The Basin was close to full on Saturday for the most enjoyable day of the Test, even if it largely consisted of New Zealand’s futile attempt to avoid the follow on. Starting the day on 66 for three, the home side had to scratch together another 200, a target that should have been well within their ability on a pitch so friendly that had it been a Labrador it would have licked the batsmen on the chin. After the early loss of Williamson and Brownlie, McCullum and Watling put on a hundred before the captain was sixth out with 77 still needed to deprive Cook of the option to ask New Zealand to bat again.

Out strode Tim Southee, apparently having just finished his copy of Brain Dead Batting the Broad Way. Finn set a trap so obvious that the heffalump with the lowest IQ in the herd would have spotted it and taken avoiding action. Two men back on the boundary and a short ball almost at once. Southee obliged by hooking it straight to the squarer of the two. Watling and Martin (who batted capably again) took New Zealand to within 30 of the target, but Wagner and Boult could not survive long enough to reach it.

The top order was more assured in the second innings, reaching 162 for two by the time the rain brought an end to events on an episodic fourth day. There was no play, or even the remotest prospect of it, on the final day, which my Whiteladies Road correspondent spent in Te Papa, our excellent national museum on the Wellington waterfront.

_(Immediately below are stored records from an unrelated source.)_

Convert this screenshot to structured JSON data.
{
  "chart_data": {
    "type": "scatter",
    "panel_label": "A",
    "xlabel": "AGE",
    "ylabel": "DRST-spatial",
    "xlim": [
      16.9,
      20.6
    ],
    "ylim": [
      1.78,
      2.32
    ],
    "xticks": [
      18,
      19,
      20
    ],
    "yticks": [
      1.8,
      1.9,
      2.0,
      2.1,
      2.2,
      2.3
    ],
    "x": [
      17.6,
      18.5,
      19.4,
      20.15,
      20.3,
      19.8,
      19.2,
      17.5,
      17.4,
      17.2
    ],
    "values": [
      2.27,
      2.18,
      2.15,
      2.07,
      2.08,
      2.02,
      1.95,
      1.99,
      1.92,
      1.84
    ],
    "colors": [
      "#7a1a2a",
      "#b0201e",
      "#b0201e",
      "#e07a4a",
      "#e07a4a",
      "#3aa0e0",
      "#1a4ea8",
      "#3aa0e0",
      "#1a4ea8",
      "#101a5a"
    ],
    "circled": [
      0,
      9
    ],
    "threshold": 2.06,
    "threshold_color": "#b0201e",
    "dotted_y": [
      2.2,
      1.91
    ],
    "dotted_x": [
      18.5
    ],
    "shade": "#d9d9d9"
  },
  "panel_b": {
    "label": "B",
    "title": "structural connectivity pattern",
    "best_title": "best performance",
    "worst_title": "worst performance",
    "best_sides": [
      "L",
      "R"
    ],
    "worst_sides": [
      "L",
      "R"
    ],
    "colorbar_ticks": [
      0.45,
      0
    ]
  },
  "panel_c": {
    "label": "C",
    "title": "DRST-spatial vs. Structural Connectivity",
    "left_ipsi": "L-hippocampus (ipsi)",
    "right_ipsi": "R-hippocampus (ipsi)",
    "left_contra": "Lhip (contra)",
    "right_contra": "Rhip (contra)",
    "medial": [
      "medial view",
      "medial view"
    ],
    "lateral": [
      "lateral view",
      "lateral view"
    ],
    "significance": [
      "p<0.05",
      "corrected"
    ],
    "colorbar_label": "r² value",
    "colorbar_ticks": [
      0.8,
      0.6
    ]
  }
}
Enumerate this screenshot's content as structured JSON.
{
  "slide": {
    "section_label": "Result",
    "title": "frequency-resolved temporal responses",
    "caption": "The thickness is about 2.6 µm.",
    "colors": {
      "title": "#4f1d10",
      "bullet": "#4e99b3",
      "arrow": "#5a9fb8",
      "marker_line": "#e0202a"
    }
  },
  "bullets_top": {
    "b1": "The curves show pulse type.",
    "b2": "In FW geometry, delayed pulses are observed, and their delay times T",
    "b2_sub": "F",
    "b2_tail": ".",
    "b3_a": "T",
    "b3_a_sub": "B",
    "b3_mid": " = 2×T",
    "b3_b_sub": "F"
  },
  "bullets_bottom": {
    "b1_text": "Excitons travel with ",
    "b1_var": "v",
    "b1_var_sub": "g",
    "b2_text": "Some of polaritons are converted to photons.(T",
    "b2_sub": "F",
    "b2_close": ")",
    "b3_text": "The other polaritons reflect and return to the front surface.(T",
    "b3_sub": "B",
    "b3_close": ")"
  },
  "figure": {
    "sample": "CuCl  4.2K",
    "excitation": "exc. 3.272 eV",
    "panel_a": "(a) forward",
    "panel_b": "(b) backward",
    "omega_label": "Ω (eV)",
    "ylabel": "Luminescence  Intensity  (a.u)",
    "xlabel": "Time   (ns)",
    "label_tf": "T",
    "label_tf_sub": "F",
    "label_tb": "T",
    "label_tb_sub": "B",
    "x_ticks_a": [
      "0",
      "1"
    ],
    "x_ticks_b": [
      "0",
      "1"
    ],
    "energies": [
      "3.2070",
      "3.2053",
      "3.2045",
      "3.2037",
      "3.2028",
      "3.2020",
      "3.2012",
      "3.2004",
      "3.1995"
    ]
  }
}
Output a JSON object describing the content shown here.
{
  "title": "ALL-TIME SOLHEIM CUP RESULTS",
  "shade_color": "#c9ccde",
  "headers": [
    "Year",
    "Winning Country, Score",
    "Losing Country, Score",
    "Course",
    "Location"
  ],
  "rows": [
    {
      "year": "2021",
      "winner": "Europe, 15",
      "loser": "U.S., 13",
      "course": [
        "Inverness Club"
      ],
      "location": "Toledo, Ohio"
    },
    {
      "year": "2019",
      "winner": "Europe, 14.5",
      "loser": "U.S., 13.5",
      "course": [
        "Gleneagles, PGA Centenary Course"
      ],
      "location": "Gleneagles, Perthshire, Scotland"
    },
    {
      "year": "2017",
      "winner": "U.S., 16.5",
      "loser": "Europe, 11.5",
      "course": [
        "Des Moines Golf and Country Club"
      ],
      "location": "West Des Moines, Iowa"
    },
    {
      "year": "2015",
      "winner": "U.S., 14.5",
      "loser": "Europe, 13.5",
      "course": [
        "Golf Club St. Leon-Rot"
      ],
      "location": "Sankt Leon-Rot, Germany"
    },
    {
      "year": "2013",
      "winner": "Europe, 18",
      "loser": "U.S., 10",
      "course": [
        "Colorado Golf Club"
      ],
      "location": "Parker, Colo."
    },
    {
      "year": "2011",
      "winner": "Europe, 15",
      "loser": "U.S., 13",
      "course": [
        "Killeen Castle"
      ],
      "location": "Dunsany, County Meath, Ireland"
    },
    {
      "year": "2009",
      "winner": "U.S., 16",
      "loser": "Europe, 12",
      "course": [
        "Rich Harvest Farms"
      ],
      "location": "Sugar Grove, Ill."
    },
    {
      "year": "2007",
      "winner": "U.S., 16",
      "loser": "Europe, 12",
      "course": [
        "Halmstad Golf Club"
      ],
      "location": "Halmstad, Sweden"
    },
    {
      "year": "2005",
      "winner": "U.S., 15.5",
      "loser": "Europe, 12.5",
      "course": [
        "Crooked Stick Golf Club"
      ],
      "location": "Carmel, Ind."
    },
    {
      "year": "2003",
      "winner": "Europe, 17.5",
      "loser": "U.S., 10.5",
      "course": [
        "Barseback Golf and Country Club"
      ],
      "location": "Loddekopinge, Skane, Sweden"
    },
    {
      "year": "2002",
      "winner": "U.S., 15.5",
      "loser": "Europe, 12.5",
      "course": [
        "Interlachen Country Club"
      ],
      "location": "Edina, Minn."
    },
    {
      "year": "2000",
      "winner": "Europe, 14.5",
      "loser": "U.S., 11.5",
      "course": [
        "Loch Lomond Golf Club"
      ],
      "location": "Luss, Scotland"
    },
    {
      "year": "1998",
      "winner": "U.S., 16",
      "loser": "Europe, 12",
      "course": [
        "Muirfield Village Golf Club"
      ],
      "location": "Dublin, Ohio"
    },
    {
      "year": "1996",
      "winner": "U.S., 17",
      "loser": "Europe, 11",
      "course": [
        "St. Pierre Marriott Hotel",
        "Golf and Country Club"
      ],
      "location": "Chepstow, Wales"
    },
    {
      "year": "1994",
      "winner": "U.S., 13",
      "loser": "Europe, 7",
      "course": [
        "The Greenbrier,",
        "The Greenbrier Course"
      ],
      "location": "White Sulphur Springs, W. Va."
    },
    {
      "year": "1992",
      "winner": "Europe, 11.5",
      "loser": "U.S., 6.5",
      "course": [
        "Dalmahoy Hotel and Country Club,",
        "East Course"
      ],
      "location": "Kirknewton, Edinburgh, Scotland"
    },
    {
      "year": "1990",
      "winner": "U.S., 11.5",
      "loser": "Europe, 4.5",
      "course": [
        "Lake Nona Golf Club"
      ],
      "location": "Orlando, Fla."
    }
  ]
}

The action on the field was not the totality of the Basin’s charms; I bought five books for $10 at the second-hand book stall, three by John Arlott. There was the great man’s account of the 1959 season and, more intriguingly, of the MCC tour of South Africa of 1948/9, which Arlott covered for the BBC. He returned imbued with a hatred of the racial divide that remained with him for the rest of his life. It will be interesting to see how much of this comes through in the book. There was a spin off from the TV series Arlott and Trueman On Cricket, which enlivened the Saturday mornings of my Blean correspondent and myself in the spring of ’75. Also two of cricket’s best-known autobiographies: Jim Laker’s Over To Me, which provoked Surrey to sack their greatest spin bowler; and Don Bradman’s end-of-career Farewell to Cricket.